Pour la famille, «c'était comme si une bombe avait explosé», explique Ronald van der Hilst, l'architecte paysagiste basé en Belgique qui est intervenu pour faire revivre et réinventer le jardin à partir de 2005. Alors que les Boers survivants retrouvaient leur équilibre, le patriarche reconnut que les plantations à forte intensité de main-d’œuvre de sa femme exigeaient plus de dévouement que sa carrière ne le lui permettait. "Il se souciait profondément des jardins, mais cet endroit était

sa monde », dit Van der Hilst à propos de la maison de la famille, une affaire de brique et de pierre simple de deux étages et son terrain de 2,5 acres au milieu de kilomètres de fermes laitières.

Boer a fait appel à des experts pour une solution simplificatrice; des plans ont été présentés, des plans ont été rejetés. Finalement, il convoqua Van der Hilst. Homme de peu de mots, l'exécutif a clairement indiqué en parcourant l'intrigue qu'il voulait un Un cadre nécessitant peu d'entretien qui incarnait "un grand concept plutôt que de petites idées", Van der Hilst rappelle. L’héritage de Dirkje doit également être respecté. "Willem n'a pas vraiment dit ça, mais je l'ai senti", dit le créateur. "Vous pouviez entendre l'émotion entre ses mots."

De retour chez lui à Anvers, Van der Hilst a allumé la chaîne stéréo et a commencé à dessiner.
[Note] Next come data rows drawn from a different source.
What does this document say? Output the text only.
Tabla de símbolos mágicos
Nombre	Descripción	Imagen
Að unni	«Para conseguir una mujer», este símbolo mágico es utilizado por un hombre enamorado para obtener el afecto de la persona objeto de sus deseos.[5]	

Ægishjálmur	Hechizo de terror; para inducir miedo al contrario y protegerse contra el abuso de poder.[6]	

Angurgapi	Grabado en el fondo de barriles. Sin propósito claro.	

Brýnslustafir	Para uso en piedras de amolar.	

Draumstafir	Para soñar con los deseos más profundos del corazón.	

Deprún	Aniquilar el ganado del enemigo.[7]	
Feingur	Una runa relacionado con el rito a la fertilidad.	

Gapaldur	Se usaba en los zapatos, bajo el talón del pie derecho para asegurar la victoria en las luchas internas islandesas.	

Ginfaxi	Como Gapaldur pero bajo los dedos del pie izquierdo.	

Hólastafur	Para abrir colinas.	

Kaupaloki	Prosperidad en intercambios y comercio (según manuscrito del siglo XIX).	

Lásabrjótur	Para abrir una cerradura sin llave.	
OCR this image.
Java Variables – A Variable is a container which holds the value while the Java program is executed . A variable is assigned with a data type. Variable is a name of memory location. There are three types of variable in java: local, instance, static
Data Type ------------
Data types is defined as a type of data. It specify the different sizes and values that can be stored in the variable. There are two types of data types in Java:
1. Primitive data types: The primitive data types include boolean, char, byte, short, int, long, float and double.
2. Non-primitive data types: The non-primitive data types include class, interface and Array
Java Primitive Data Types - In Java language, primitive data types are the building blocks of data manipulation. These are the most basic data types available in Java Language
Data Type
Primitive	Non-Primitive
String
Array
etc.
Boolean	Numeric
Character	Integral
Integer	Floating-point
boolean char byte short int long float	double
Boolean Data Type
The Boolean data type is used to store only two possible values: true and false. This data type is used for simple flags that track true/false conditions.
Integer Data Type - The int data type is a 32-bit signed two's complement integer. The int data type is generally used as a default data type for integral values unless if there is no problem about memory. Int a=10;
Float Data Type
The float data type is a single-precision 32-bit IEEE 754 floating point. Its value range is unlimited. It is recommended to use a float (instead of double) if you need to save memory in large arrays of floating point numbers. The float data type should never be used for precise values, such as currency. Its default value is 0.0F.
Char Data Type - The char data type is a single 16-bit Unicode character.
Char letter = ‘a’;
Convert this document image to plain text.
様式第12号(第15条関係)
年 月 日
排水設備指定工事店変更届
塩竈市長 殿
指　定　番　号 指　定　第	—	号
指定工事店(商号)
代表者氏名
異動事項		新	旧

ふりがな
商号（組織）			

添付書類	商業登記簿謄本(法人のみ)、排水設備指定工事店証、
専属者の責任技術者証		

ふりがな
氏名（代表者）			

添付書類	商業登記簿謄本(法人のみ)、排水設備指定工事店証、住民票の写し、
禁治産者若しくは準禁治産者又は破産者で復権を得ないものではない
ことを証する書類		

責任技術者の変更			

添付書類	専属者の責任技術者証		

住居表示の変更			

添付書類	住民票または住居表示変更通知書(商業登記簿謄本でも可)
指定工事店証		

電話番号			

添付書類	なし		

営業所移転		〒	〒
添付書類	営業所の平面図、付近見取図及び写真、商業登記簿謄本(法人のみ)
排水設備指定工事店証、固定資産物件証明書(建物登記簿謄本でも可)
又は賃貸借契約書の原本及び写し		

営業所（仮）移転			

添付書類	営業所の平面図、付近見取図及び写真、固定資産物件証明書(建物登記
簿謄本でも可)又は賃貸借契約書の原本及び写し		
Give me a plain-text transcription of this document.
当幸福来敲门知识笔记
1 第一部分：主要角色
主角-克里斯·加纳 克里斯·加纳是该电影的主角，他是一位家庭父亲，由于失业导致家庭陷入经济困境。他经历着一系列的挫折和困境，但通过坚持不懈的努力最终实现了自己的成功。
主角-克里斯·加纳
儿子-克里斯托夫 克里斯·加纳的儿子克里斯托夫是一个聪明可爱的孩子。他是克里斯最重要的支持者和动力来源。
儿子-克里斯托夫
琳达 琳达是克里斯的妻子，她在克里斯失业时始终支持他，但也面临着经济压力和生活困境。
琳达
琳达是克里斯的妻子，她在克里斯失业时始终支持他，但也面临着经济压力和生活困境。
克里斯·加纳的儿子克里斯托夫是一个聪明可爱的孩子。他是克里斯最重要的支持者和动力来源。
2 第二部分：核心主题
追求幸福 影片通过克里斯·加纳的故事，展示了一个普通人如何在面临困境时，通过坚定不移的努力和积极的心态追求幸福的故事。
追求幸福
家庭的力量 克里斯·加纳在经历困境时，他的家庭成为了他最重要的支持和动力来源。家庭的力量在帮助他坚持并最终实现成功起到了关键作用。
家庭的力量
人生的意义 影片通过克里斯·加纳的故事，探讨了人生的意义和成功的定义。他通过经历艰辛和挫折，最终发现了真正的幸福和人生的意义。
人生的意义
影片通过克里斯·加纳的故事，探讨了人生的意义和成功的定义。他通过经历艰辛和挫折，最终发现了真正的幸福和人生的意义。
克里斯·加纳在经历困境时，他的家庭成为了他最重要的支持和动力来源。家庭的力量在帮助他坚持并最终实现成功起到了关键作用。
Un jour, dit-il, "J'écoutais la Sixième Symphonie de Mahler, qui a une structure rythmique forte, et j'ai réalisé que c'était ce que je voulais introduire dans le jardin." Le la polychromie florale vibrante serait remplacée par diverses nuances de vert et de plantes dont «les formes sculpturales seraient belles à chaque saison, même en hiver», dit-il.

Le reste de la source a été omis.